Colin Wood, AECOM chief executive for Europe and India, said: “The new prime minister is to lead a country which, in economic terms, is set to face one of the toughest winters in living history. Rising inflation and the energy price shock will mean that many people have to make difficult decisions about how to spend their money. It is a crisis for which infrastructure is one of the paths to recovery.

“Our message to the incoming prime minister is not new, but it needs reiterating: investment in both big ticket infrastructure projects as well as smaller regional and local schemes is critical. For example, we won’t be able to achieve an affordable, sustainable and secure energy supply and reach net zero without significant investment in energy infrastructure, such as offshore renewables.

“To grow the economy and to level up, the infrastructure sector can do more than build, it can design with outcomes for community, value and sustainability at a scheme’s heart. Encouraging innovation and harnessing new technologies will be critical to developing infrastructure which allows people to optimise how they choose to live and work in their local communities. 

“Sustainable, well-insulated, fit-for-purpose homes that are connected by safe, reliable public transport choices is integral to growing our economies across the UK, focusing on the creation of jobs, skills and economic prosperity in those regions that need it the most.

“Liz Truss has laid out her vision for an ‘aspiration nation’ full of opportunity, with local areas revitalised the same way as London Docklands. Encouragingly, she has already committed to delivering the ‘full fat’ Northern Powerhouse Rail project, which will drive investment and growth in major northern cities. At the same time tackling the cost of energy is central to her plans. Industry is ready and set, with the skills and knowledge to deliver this.

“As an industry, we understand the immediate pressures on the public purse and that people will need short term, quick fixes to help alleviate the cost of living crisis. But we implore the new prime minister to invest in the long term too with a clear pipeline of deliverable projects and empower the industry to build resilient infrastructure which gets to the root of many of our problems.”

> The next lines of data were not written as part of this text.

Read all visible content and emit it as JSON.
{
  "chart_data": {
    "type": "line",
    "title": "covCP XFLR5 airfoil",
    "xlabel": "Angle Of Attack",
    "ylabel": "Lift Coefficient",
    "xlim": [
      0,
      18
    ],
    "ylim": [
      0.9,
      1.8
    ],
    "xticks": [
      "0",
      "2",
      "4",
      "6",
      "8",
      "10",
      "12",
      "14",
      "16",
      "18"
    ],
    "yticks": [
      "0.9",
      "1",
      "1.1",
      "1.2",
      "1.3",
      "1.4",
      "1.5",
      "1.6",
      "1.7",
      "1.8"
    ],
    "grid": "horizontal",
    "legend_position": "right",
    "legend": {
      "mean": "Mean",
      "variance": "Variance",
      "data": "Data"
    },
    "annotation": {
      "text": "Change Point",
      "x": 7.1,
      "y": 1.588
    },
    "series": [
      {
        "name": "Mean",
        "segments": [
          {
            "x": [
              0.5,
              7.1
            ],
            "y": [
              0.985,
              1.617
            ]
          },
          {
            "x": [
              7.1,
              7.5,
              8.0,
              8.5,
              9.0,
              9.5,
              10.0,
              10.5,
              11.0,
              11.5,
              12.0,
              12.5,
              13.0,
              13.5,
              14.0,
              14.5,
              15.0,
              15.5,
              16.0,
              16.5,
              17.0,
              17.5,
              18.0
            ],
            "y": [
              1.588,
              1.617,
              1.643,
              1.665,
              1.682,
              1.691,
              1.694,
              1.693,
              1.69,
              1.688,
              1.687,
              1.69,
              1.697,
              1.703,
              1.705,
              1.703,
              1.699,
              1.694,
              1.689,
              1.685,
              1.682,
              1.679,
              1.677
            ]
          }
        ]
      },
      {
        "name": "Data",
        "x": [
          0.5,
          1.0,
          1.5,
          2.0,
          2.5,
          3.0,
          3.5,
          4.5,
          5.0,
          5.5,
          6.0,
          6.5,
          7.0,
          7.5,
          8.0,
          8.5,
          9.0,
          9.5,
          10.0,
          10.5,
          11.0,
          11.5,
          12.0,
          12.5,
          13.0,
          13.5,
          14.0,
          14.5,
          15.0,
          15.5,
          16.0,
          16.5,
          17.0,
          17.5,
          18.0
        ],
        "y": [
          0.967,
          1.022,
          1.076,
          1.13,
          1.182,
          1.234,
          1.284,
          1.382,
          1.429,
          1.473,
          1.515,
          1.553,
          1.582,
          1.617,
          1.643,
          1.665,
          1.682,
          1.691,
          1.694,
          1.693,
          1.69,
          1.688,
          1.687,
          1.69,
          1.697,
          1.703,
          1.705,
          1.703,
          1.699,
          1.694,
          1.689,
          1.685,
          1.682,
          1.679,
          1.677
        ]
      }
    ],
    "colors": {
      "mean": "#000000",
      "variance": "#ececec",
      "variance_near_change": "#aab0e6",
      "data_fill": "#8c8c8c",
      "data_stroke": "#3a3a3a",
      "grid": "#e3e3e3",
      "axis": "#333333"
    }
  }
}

Jamie Holmes, CEO of VU.CITY, said: “With Liz Truss’s accession to prime minister finally confirmed, her biggest challenge is still ahead of her - winning over red wall voters and maintaining a Conservative majority in the next general election.

“Levelling up featured in neither candidates’ campaigns and reneging on promises to ‘level up’ left-behind towns and cities, coupled with a spate of political scandals, is the perfect recipe for distrust and disillusionment. Creating a disconnect between politicians and voters could make the Conservatives fundamentally unelectable, marking the end of their 12-year reign.

“The Conservative Party must heal the rifts created by the leadership battle. The government needs to sharply refocus on levelling up or risk breaking the trust of the nation for good.”